Who created the Nation?

By Peter Bajomi-Lazar, March 2020. Being a proud member of a nation is now widely seen as a natural affinity. Media scholars, however, are more skeptic, and many of them would suggest that the ‘nation’ is just a social construction, or cultural convention, that has to a large degree been created and advanced by the media, often in association with the political elites who see it as a means to mobilise supporters.

 Benedict Anderson calls the nation an “imagined community.” He argues that “the members of even the smallest nation will never know most of their fellow members, meet them, or even hear of them, yet in the minds of each lives the image of their communion.” What exactly is the role media have played in the establishment of this communion?

Language is, of course, a main vehicle of national identity. But, as Asa Briggs and Peter Burke observe, hand-copied religious codices were still written in Latin, the lingua franca of the early Middle Ages, that allowed the peoples of the different geographic areas of Europe to communicate. It was not until the invention of the printed book in the middle of the 15th century that publishers began to use the local dialect in an attempt to sell their products. Later on, these local dialects served as the basis for the emerging national languages. For example, as Daniel J. Boorstin notes, most of the printing houses were based in the Paris region, which explains why the Paris dialect has come to lay the ground for what came to be known as the French language.

In a similar vein, the advance of broadcast radio in the early 20th century established norms of pronunciation that were widely shared across the land of reception. In Italy for example, over a thousand dialects were spoken in most of the 20th century, yet the whole population could understand the messages of the national broadcasters.

In the age of ‘natural monopolies,’ legacy media—and particularly public service broadcasters—offered the same knowledge, values and experience to all citizens; these outlets were not only rooted in, but also reinforced, national identity. Likewise, newspapers promoted on a daily basis what is often described as ‘banal nationalism,’ when referring to the people of the land as ‘we’ (“We have won the Football Championship”), drawing culturally different individuals from vast territories in one common symbolic space of shared meanings. Also, and this may be needless to add, some of the political elites, desperate to mobilise voters, often relied on a national rhetoric—one that members of the public were highly responsive to.
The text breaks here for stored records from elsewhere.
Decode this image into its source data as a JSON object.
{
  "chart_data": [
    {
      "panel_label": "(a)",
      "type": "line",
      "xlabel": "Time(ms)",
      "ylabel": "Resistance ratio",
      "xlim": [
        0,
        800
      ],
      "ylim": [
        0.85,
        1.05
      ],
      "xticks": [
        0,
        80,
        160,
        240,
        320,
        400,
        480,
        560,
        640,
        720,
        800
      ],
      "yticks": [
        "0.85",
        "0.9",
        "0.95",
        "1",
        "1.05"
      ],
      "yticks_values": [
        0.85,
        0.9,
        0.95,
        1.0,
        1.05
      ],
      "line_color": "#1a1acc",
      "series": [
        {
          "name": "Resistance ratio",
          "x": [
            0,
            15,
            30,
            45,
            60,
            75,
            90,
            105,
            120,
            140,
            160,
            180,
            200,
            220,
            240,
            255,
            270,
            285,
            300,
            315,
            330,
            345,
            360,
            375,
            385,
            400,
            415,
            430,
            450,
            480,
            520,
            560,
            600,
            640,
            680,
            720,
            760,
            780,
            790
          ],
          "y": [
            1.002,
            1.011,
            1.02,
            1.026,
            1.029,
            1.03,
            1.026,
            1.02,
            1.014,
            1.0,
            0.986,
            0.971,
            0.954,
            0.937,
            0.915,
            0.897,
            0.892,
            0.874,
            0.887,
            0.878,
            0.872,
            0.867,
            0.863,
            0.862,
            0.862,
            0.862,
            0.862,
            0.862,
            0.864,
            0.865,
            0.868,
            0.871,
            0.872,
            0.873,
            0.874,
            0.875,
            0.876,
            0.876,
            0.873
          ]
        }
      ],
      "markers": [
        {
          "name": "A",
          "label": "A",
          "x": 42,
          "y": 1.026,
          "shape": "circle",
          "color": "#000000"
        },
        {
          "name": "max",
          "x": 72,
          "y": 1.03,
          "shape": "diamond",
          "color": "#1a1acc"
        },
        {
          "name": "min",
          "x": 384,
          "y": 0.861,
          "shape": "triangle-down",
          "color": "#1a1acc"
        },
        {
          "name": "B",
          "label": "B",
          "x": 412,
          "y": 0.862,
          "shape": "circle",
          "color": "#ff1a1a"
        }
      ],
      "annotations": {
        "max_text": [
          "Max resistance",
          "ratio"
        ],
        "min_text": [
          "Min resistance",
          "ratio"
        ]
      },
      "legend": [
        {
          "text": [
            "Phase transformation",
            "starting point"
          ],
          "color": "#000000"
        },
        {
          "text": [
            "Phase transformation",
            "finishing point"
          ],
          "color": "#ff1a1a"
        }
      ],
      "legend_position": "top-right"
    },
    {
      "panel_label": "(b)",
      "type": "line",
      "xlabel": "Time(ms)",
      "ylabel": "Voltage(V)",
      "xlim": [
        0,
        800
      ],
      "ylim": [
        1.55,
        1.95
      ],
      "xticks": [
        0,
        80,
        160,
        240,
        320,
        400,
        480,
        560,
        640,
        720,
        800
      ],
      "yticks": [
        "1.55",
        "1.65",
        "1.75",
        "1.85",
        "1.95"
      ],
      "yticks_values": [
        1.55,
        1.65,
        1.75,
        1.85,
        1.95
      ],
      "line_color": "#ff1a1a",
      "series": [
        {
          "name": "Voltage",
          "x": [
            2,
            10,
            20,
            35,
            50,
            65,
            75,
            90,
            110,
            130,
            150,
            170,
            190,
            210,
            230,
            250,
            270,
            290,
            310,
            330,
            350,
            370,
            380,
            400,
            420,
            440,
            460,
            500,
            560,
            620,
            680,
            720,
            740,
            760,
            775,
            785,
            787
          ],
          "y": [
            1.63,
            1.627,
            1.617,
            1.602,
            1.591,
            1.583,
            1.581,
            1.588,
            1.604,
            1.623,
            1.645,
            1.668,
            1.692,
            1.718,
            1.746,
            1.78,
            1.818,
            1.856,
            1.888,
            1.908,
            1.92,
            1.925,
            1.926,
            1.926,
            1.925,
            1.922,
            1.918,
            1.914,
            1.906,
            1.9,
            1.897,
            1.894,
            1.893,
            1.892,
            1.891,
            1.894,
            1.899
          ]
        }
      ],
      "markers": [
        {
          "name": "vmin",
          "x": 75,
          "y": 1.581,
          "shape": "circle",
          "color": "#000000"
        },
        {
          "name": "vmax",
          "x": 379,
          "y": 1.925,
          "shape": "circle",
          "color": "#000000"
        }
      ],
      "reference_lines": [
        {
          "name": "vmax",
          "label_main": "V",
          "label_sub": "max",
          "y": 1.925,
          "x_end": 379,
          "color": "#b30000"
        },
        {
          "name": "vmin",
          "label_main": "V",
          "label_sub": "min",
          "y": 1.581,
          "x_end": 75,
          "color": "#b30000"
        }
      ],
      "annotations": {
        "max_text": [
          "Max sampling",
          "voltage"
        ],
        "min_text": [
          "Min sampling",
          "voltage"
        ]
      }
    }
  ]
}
Paradoxically, even the new, digital, media, diverse as they are, may fuel national identities. The proliferation in the late 20th and early 21st centuries of new channels of communication with highly different content profiles and target audiences has, more than ever, exposed people to the ‘other.’ Online media makes the existence of different cultures more manifest, as they deepen and expand our perceptions of the world. As Manuel Castells observes, fears from other cultures may trigger a sense of insecurity in many, as other cultures may be perceived as a threat to one’s established moral order. In the seemingly hostile context of the cacophony of digital media, many might seek comfort in re-asserting their traditionally established identities, including their national belonging.

Comment communication is certainly a case in point, as many of the comments shared on social media platforms such as Facebook and Twitter are poor in new information but rich in ritualistic self-assertion. Online communication often falls short of the standards of the rational-critical public sphere advocated by the famous theory of Jürgen Habermas. Instead of creating a forum for meaningful dialogue, it offers a fertile ground for the confrontation of identities, including the nation-based approach.

Belonging to a community is, of course, a psychological need inherent in human nature, which explains while advocating a national identity is so popular with the general public. Community means friends, not foes, and belonging to it is, in an evolutionary perspective, a necessary condition for survival. Yet a critical approach to the concept of nation is more than warranted. Most, if not all, identities are defined vis-à-vis ‘the other,’ and hence have a potential of turning radical and even hostile to people advocating different views. Nation-based discourses in the media and in politics are no exception.